Well, there’s a lot to it but I’ll try to answer at least some of your questions.
Basically, a move from one architecture to the other is difficult because of the lack of compatibility. Most code base is not platform-independent, meaning, you usually need to invest a huge amount of effort into porting it. This is one of the reasons why Apple puts so much pressure on the developers to use the official API and Swift. Having that done, it’s Apples job to make those two work on whatever system they wish, and the developers usually need some minor adjustments in order to make their products work on another kind of system.

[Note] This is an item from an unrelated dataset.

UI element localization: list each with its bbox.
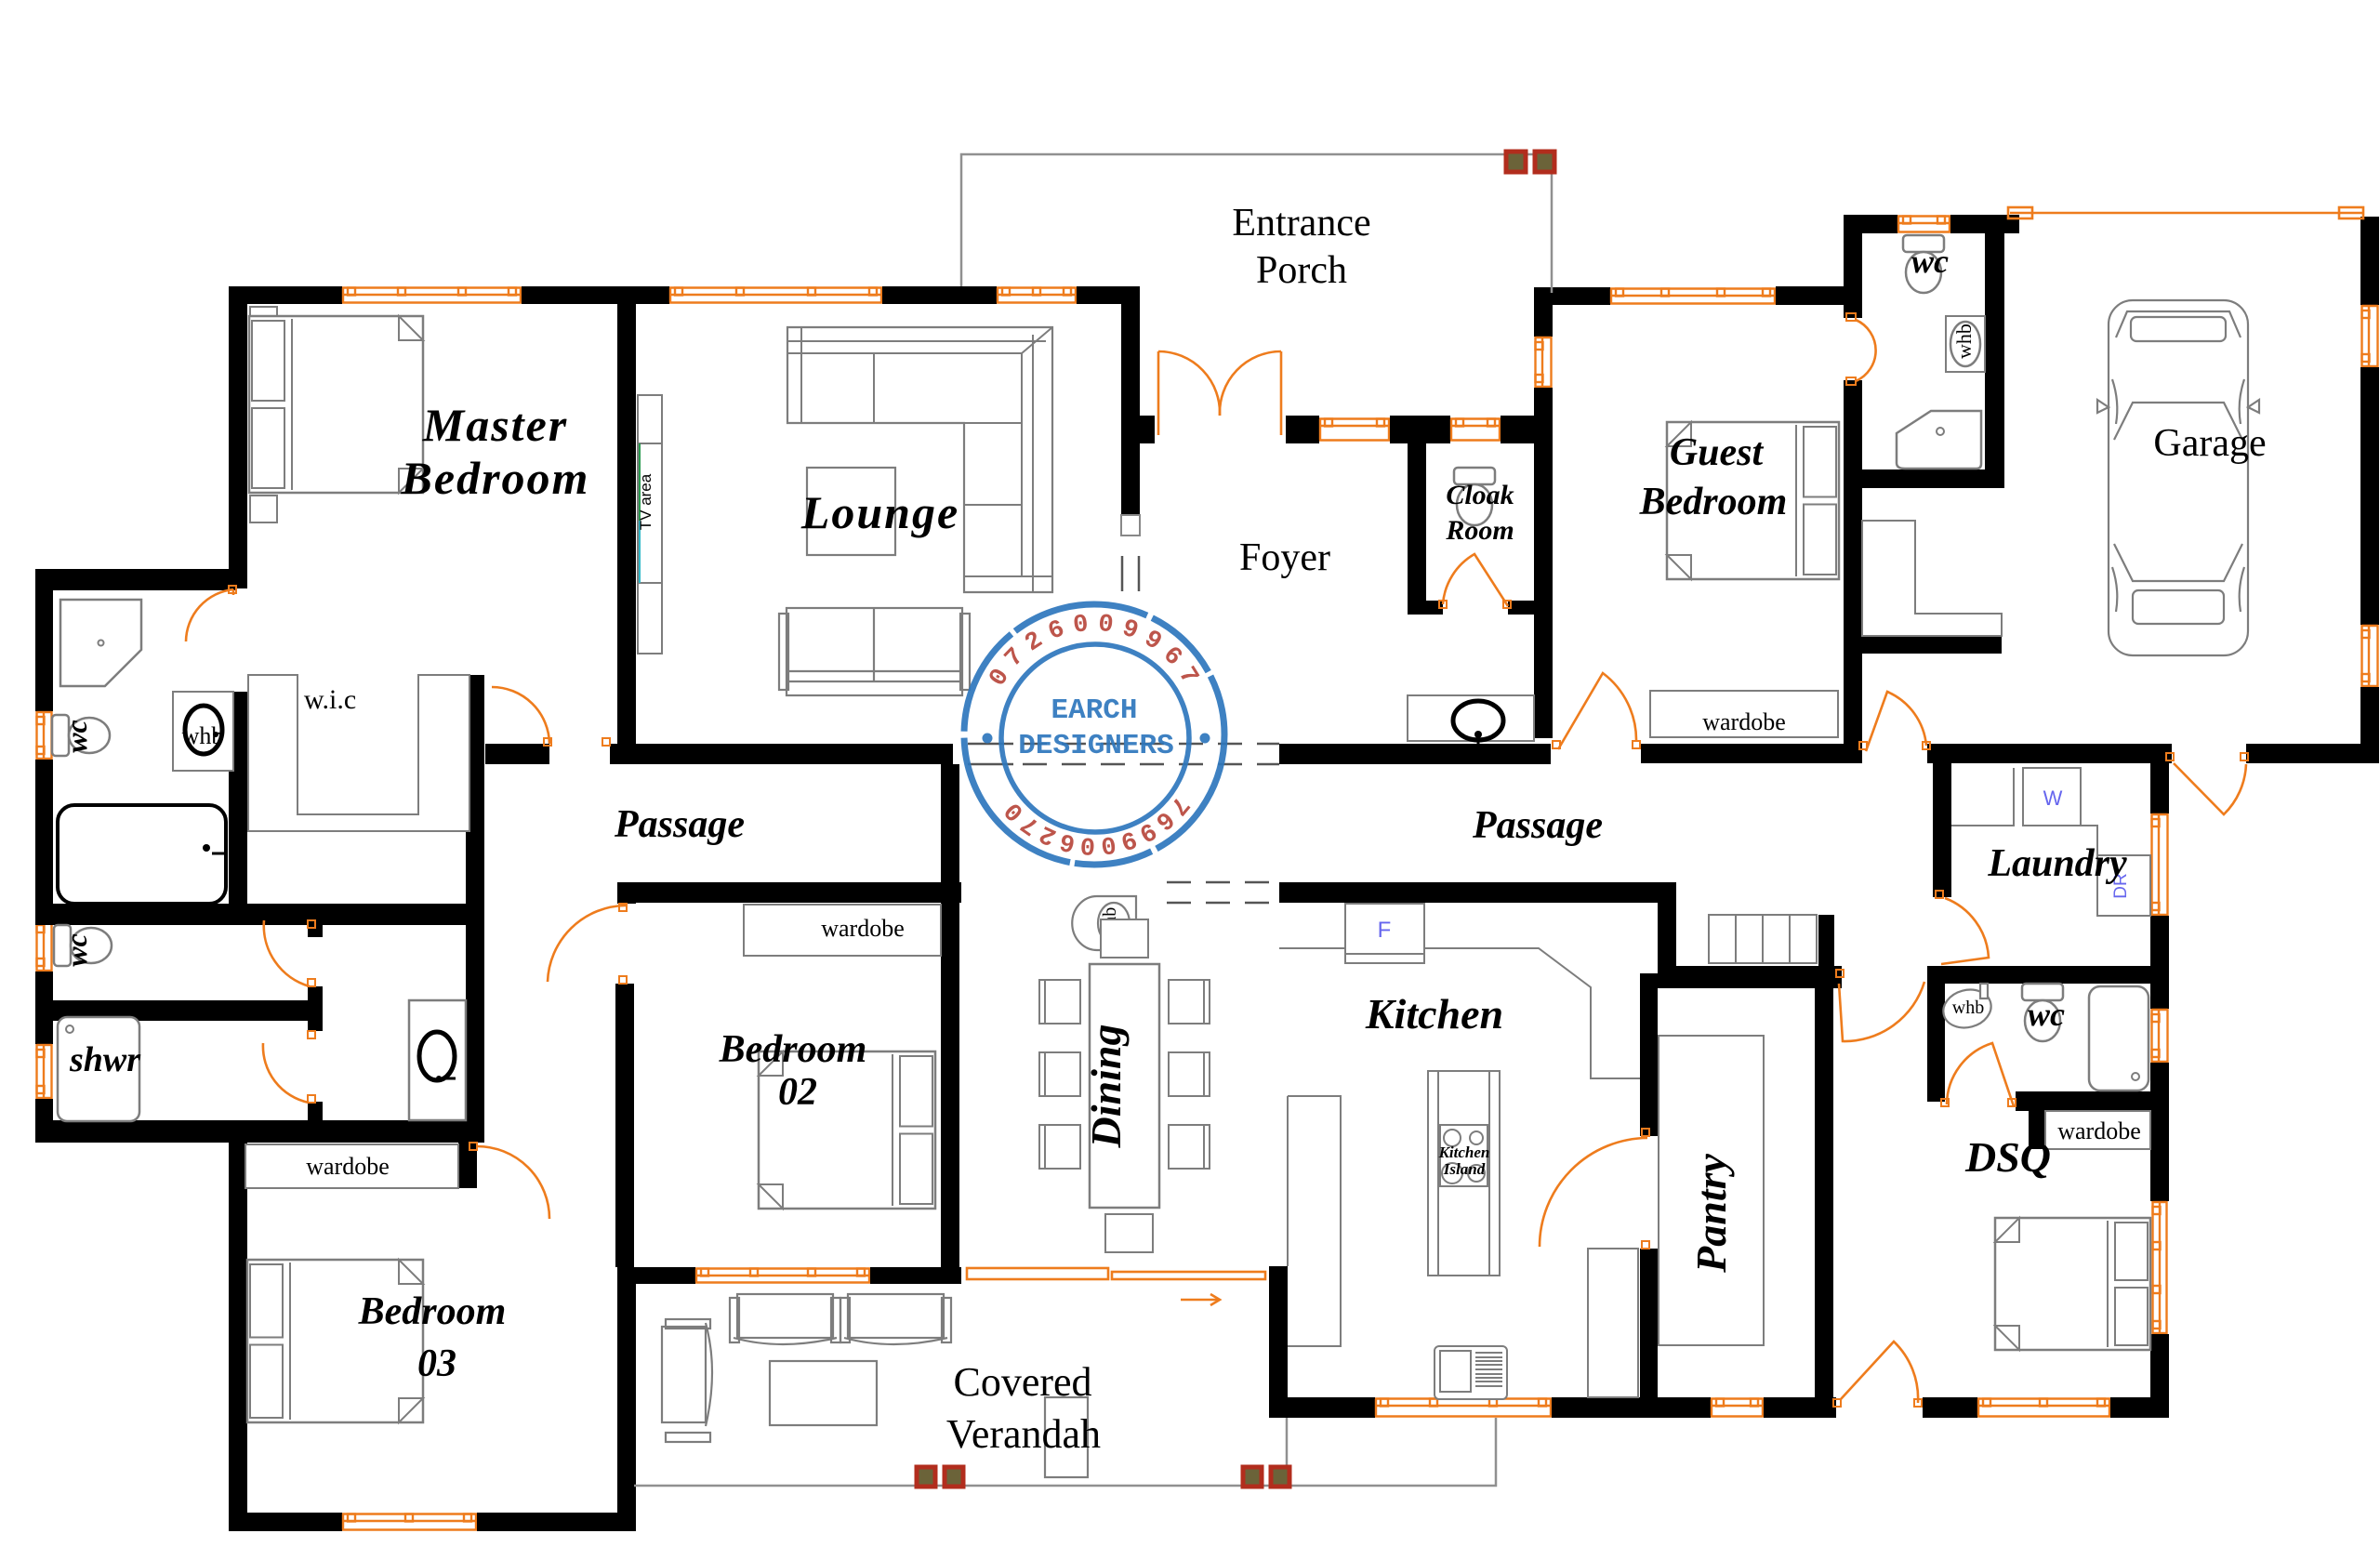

The electrons flow with the speed of light (well, close to it), so this isn’t an issue. However, space is one of them. You can make the transistors and other elements as small as the current technology allows for. And don’t forget, you need to connect them as well. Obviously, the more of them there are, the more potential heat will be generated (transistors in a CPU don’t consume any power if they don’t “work,” only the switching process requires energy, however, you do want them to work, otherwise, why would you put them there
)
That’s a whole other story. One issue is the process of how you “draw” your design on a silicon wafer. It uses light to project it onto a wafer first. And if you want to make a transistor smaller, you also need to create a proper light source with a shorter wavelength, which gets more and more complicated as the length decreases.
There’s also another, more important issue here: quantum tunneling, which I would recommend you to read about it as it’s pretty complex but also, very interesting. Basically, as the connections are getting smaller, there’s a bigger chance for the electrons to overcome the potential barrier between circuits even though they are electrically insulated. It’s a little like a short circuit.
Size and space is one of them, as I’ve explained above, the cost is another. You also need to have an OS that is sophisticated enough to spread load between the cores effectively, as it doesn’t happen on the CPU level. And your software has to allow for parallel processing as well. So, if most of your programs use linear processing, you won’t benefit from that at all. Unless you run a huge number of different ones at the same time.
You also have to remember that even though you have multiple cores, you still share many other elements like system buses and memory, access to which has to be synchronized in order to make sure that data stays consistent. And it costs a lot of time.
I hope this puts some more light on those issues.